‘Animal Impressions’: New exhibition highlights animal impact on humans

By Laura Latzko

Animals can help to shape our lives in different ways, including giving us an appreciation for other life forms, the animal kingdom and the natural world.

The Arizona-Sonora Desert Museum Art Institute’s new exhibition “Animal Impressions” explores through different art forms how animals can make an impression on humankind. The exhibition runs from August 21 to November 7.

The 57 pieces sculptures, paintings, multimedia works and other pieces in the juried exhibit come from members of the Society of Animal Artists.

The international organization, which was started in 1960, was designed for artists whose work is centered around wildlife topics.

The artists chosen for the exhibit hail from the United States, Germany, Sweden, Canada and other parts of the world.

These artists worked with a diversity of different materials, including bronze; cotton paper; Japanese handmade papers; black marble; granite; oil, acrylic and watercolor paint; ironwood; glass; colored pencils; copper; silver; brass and graphite.

Marie McGhee, associate director for the art institute, says the artists interpreted the theme in different ways, with some highlighting animals’ facial expressions or body language and others giving a glimpse into animals’ behavior.

“There is one in particular that is the face of a California Condor, and it is just magnificent, just the expression on that bird’s face and the angle of the head. … There’s another one of zebras in their world. It’s not so much about how we see them, or the expression they are conveying, it’s more about the expression of their daily life,” McGhee says.

The show ties into the art institute’s larger mission of promoting conservation through art education.

“Animals teach us about conservation all the time. That’s why we wanted to know how animals impress upon us an appreciation for the natural world and how does that add to our own humanity,” McGhee says. “I think the connection between animals, humanity and conservation is critical.”

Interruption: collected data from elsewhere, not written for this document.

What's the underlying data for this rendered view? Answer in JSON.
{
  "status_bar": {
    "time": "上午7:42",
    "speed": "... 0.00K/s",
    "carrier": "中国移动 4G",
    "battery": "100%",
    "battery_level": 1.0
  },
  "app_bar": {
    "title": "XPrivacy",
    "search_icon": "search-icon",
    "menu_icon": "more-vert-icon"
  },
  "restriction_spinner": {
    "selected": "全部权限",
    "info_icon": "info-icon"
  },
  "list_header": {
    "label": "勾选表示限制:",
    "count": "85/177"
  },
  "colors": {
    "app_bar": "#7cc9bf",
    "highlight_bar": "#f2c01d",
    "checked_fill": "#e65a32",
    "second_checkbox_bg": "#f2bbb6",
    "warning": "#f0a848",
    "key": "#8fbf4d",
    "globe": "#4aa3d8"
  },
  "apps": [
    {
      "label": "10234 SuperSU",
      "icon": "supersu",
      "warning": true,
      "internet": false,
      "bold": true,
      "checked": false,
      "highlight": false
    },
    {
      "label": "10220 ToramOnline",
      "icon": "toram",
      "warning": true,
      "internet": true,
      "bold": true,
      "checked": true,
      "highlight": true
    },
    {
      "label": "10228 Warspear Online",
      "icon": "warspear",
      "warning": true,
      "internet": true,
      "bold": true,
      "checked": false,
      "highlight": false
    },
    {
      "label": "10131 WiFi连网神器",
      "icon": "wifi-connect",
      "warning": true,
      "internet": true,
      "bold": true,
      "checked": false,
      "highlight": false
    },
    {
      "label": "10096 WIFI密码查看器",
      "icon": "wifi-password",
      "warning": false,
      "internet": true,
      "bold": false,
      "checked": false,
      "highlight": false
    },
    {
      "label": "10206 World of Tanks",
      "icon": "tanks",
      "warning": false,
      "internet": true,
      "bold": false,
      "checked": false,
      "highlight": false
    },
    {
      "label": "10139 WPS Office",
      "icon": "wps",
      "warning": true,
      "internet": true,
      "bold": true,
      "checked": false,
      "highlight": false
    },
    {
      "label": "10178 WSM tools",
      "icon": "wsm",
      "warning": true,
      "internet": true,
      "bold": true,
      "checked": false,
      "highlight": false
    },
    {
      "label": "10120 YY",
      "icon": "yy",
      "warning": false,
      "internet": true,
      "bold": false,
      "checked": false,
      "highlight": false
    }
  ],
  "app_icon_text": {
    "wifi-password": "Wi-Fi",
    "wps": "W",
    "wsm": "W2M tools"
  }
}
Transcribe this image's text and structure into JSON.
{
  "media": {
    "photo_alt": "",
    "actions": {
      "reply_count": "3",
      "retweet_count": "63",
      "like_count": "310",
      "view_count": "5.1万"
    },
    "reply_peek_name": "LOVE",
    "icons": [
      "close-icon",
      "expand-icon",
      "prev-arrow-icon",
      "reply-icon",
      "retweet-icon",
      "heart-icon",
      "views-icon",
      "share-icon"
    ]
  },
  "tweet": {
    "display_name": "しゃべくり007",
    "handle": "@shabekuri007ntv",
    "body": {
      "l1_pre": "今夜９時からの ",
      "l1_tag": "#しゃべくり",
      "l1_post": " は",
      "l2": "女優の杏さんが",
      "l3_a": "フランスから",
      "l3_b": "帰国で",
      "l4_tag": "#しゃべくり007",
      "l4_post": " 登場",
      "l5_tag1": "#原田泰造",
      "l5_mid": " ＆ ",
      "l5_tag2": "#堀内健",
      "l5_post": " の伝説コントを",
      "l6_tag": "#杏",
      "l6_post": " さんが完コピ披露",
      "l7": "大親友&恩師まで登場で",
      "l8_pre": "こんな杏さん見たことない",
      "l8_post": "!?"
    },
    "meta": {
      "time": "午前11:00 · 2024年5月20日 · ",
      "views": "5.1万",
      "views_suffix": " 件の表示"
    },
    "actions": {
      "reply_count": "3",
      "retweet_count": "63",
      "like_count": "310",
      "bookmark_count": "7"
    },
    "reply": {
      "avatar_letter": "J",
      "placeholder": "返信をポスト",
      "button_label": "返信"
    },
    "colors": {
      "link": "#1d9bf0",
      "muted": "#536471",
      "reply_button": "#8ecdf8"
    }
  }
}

McGhee says the exhibition is relevant in today’s society because conservation has recently come more to the forefront.

The exhibit not only highlights local conservation but offers a global perspective.

“Even though our focus is the Sonoran Desert, it can never be too far from our mind that our environments are all interconnected,” McGhee says.

An opening for the show, with the curator and some of the artists present, will take place from 4 to 6 p.m. September 17.

Guided tours of the exhibition are also available at no cost. They can be set up in advance by contacting the art institute.

Volunteers will often walk around, answering questions about the exhibitions. McGhee says questions on the artwork can often lead to more in-depth dialogues.

“It often sparks conversations about the technique that a person used, and that can flow into the science of conservation,” McGhee says.

Classes and other exhibitions offered at the art institute are also centered around environmental conservation.

From August 7 to October 24, the art institute will present another exhibition called “Borderlands: Where the Desert Meets the Sea” featuring photographs by Mexican photographers Pilar Salido and Carlos Navarro.

The two photographers/naturalists captured the Cortez Sea and the surrounding Sonoran Desert, which meet in Baja, California; Arizona; and Sonora, Mexico.

The photos showcase the inherent beauty of an ecosystem that is home to different mammal, fish, bird and micro-invertebrate species.

Along with a chance to view art institute exhibitions, admission grants visitors access to the museum’s gardens; trails; aviaries; aquarium; reptile, amphibian and invertebrate hall; earth sciences center; mountain woodland and desert grassland animal habitats and other animal exhibits.